Because these machines only generate power intermittently, generating 10 baseload gigawatts would require proportionate battery storage, along with thousands of miles of new undersea and land based high voltage lines. All this would only deliver 10 percent of the 100 gigawatt generating capacity Californians are going to need if the state legislature succeeds in forcing our residential and transportation sectors to go all-electric.

To get an idea of the environmental impact of offshore wind turbines, this article from the California Policy Center provides useful links to additional reports on the environmental destruction wrought by wind energy, both onshore and offshore. Wind turbines aren’t just Condor Cuisinarts. Along with raptors, condors, and other magnificent endangered birds, they kill bats and insects – their blades are at the altitude insect species migrate. 

Offshore, it’s worse. According to a recent study sponsored by a New England commercial fishing association, electromagnetic fields from undersea cables produce birth deformities in marine life and produce magnetic fields that disrupt the orientation abilities of some fish. Their low frequency operational noise disrupts sounds made by fish for mating, spawning, and navigating. The turbines “increase sea surface temperatures and alter upper-ocean hydrodynamics in ways scientists do not yet understand,” and “whip up sea sediment and generate highly turbid wakes that are 30-150 meters wide and several kilometers in length, having a major impact on primary production by phytoplankton which are the base of marine food chains.” 

Support for offshore wind by environmentalist organizations is inexplicable.

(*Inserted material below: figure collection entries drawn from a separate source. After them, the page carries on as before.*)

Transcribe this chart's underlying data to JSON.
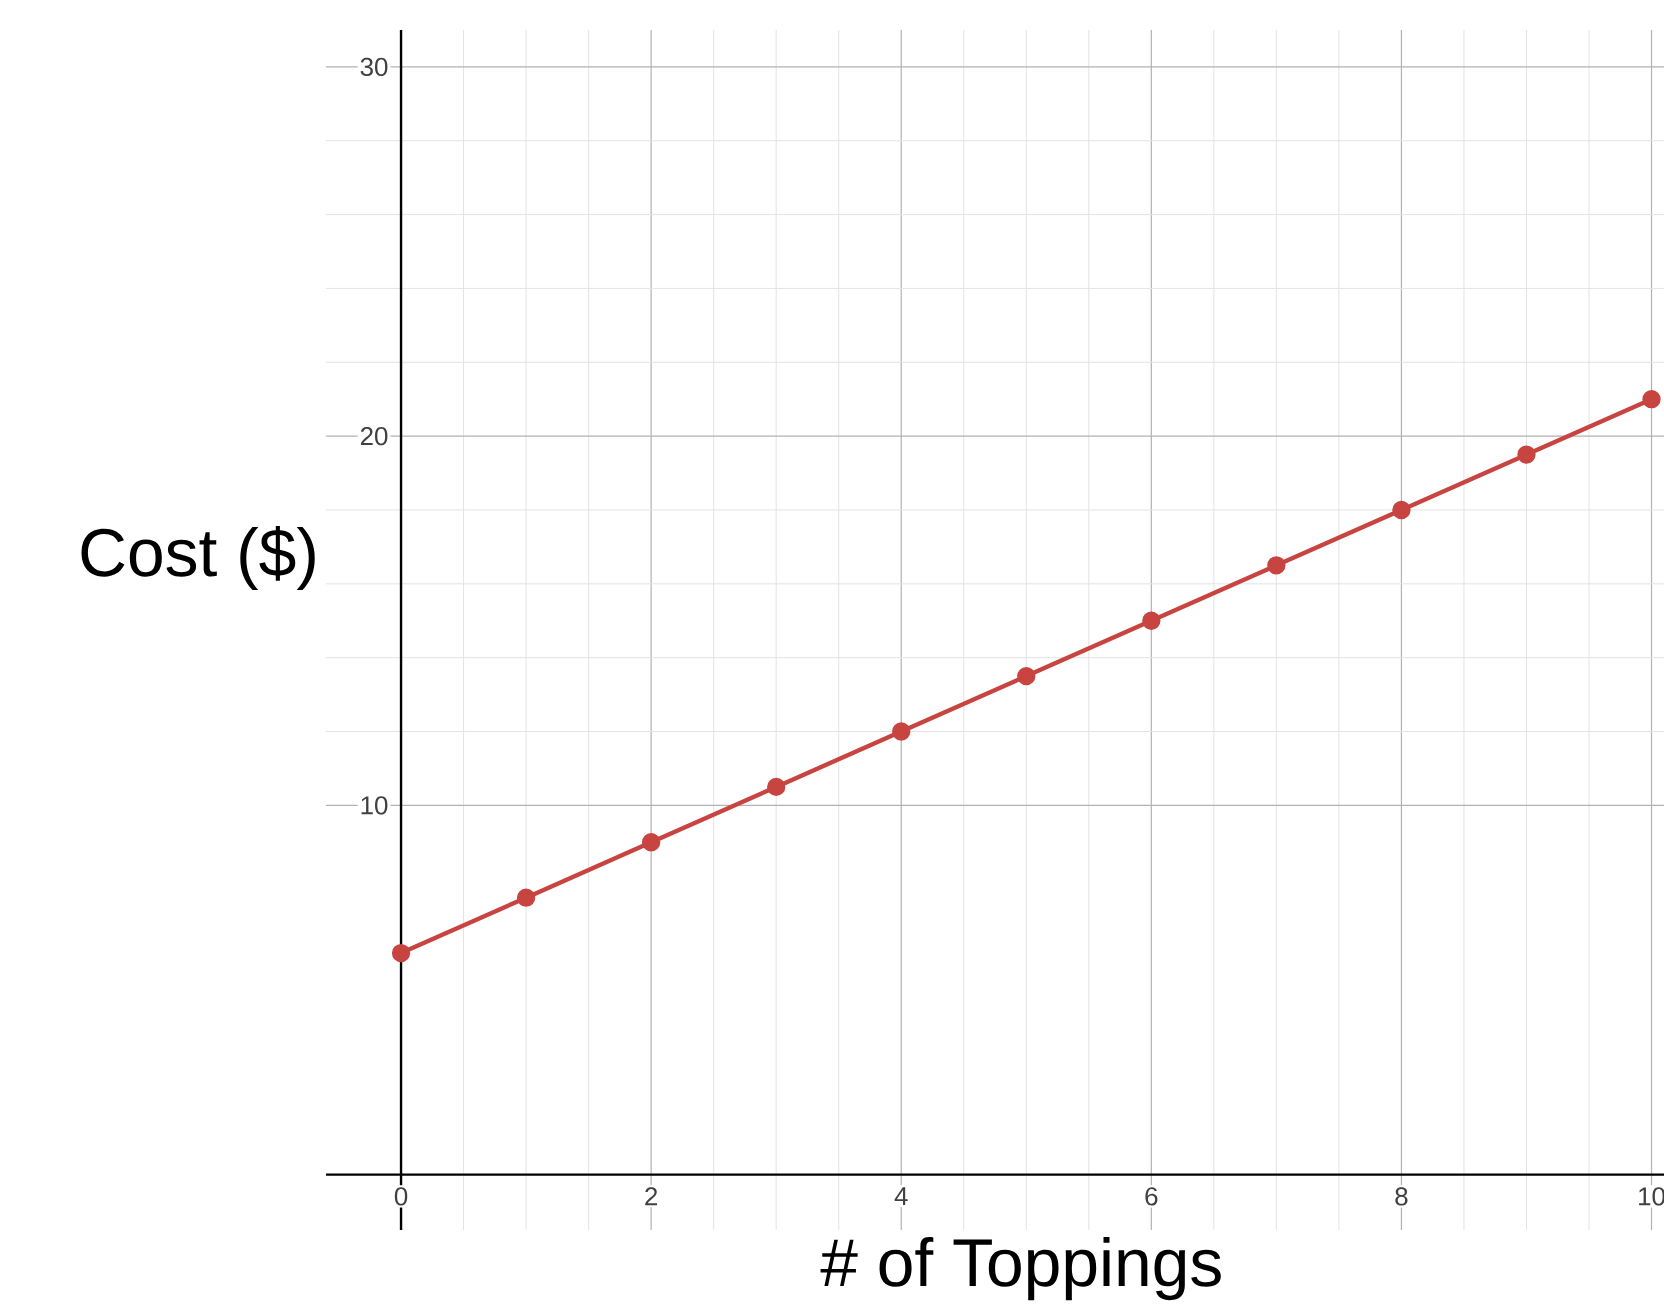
{
  "chart_data": {
    "type": "line",
    "xlabel": "# of Toppings",
    "ylabel": "Cost ($)",
    "x": [
      0,
      1,
      2,
      3,
      4,
      5,
      6,
      7,
      8,
      9,
      10
    ],
    "series": [
      {
        "color": "#c74440",
        "values": [
          6,
          7.5,
          9,
          10.5,
          12,
          13.5,
          15,
          16.5,
          18,
          19.5,
          21
        ]
      }
    ],
    "xlim": [
      -0.6,
      10.1
    ],
    "ylim": [
      -1.5,
      31
    ],
    "xticks": [
      0,
      2,
      4,
      6,
      8,
      10
    ],
    "yticks": [
      10,
      20,
      30
    ],
    "grid": true,
    "marker": "circle",
    "line_style": "solid"
  }
}
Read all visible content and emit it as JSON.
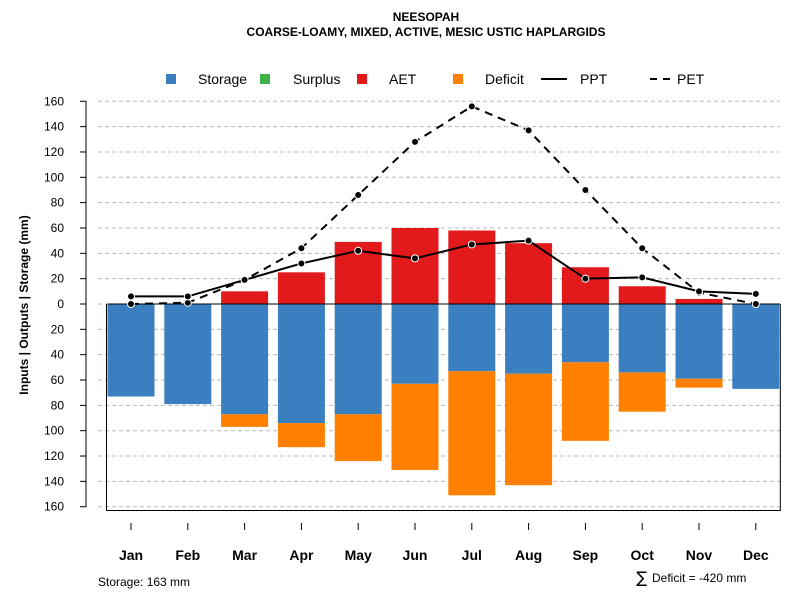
{
  "chart_data": {
    "type": "bar",
    "title": "NEESOPAH",
    "subtitle": "COARSE-LOAMY, MIXED, ACTIVE, MESIC USTIC HAPLARGIDS",
    "ylabel": "Inputs | Outputs | Storage    (mm)",
    "xlabel": "",
    "ylim": [
      -160,
      160
    ],
    "yticks": [
      160,
      140,
      120,
      100,
      80,
      60,
      40,
      20,
      0,
      20,
      40,
      60,
      80,
      100,
      120,
      140,
      160
    ],
    "categories": [
      "Jan",
      "Feb",
      "Mar",
      "Apr",
      "May",
      "Jun",
      "Jul",
      "Aug",
      "Sep",
      "Oct",
      "Nov",
      "Dec"
    ],
    "legend": [
      {
        "label": "Storage",
        "kind": "square",
        "color": "#3A7FBF"
      },
      {
        "label": "Surplus",
        "kind": "square",
        "color": "#3EB048"
      },
      {
        "label": "AET",
        "kind": "square",
        "color": "#E31A1C"
      },
      {
        "label": "Deficit",
        "kind": "square",
        "color": "#FF7F00"
      },
      {
        "label": "PPT",
        "kind": "solid-line",
        "color": "#000000"
      },
      {
        "label": "PET",
        "kind": "dashed-line",
        "color": "#000000"
      }
    ],
    "series": [
      {
        "name": "AET",
        "color": "#E31A1C",
        "values": [
          0,
          0,
          10,
          25,
          49,
          60,
          58,
          48,
          29,
          14,
          4,
          0
        ]
      },
      {
        "name": "Storage",
        "color": "#3A7FBF",
        "values": [
          73,
          79,
          87,
          94,
          87,
          63,
          53,
          55,
          46,
          54,
          59,
          67
        ]
      },
      {
        "name": "Deficit",
        "color": "#FF7F00",
        "values": [
          0,
          0,
          10,
          19,
          37,
          68,
          98,
          88,
          62,
          31,
          7,
          0
        ]
      },
      {
        "name": "Surplus",
        "color": "#3EB048",
        "values": [
          0,
          0,
          0,
          0,
          0,
          0,
          0,
          0,
          0,
          0,
          0,
          0
        ]
      },
      {
        "name": "PPT",
        "color": "#000000",
        "values": [
          6,
          6,
          19,
          32,
          42,
          36,
          47,
          50,
          20,
          21,
          10,
          8
        ]
      },
      {
        "name": "PET",
        "color": "#000000",
        "values": [
          0,
          1,
          19,
          44,
          86,
          128,
          156,
          137,
          90,
          44,
          9,
          0
        ]
      }
    ],
    "storage_note": "Storage: 163 mm",
    "deficit_symbol": "∑",
    "deficit_note": "Deficit = -420 mm"
  }
}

Apparently, just say the magic words “climate crisis,” and anything goes.

In California, environmentalist safeguards, always a good idea, have been taken to extremes. On the California coast, hyper-regulation is the norm. Natural gas fueled generating plants situated on the California coast are being decommissioned. Diablo Canyon nuclear power station is one regulatory hiccough away from its demise. A desalination plant that would have made Orange County completely independent of imported water was struck down last year by the coastal commission. As for offshore rigs harvesting from some of the biggest reservoirs of oil and gas in the world? Shut them down! 

But if you want to stick thousands of floating wind turbines offshore, at stupefying cost, California’s Byzantine bureaucracy and captive taxpayers are here to help.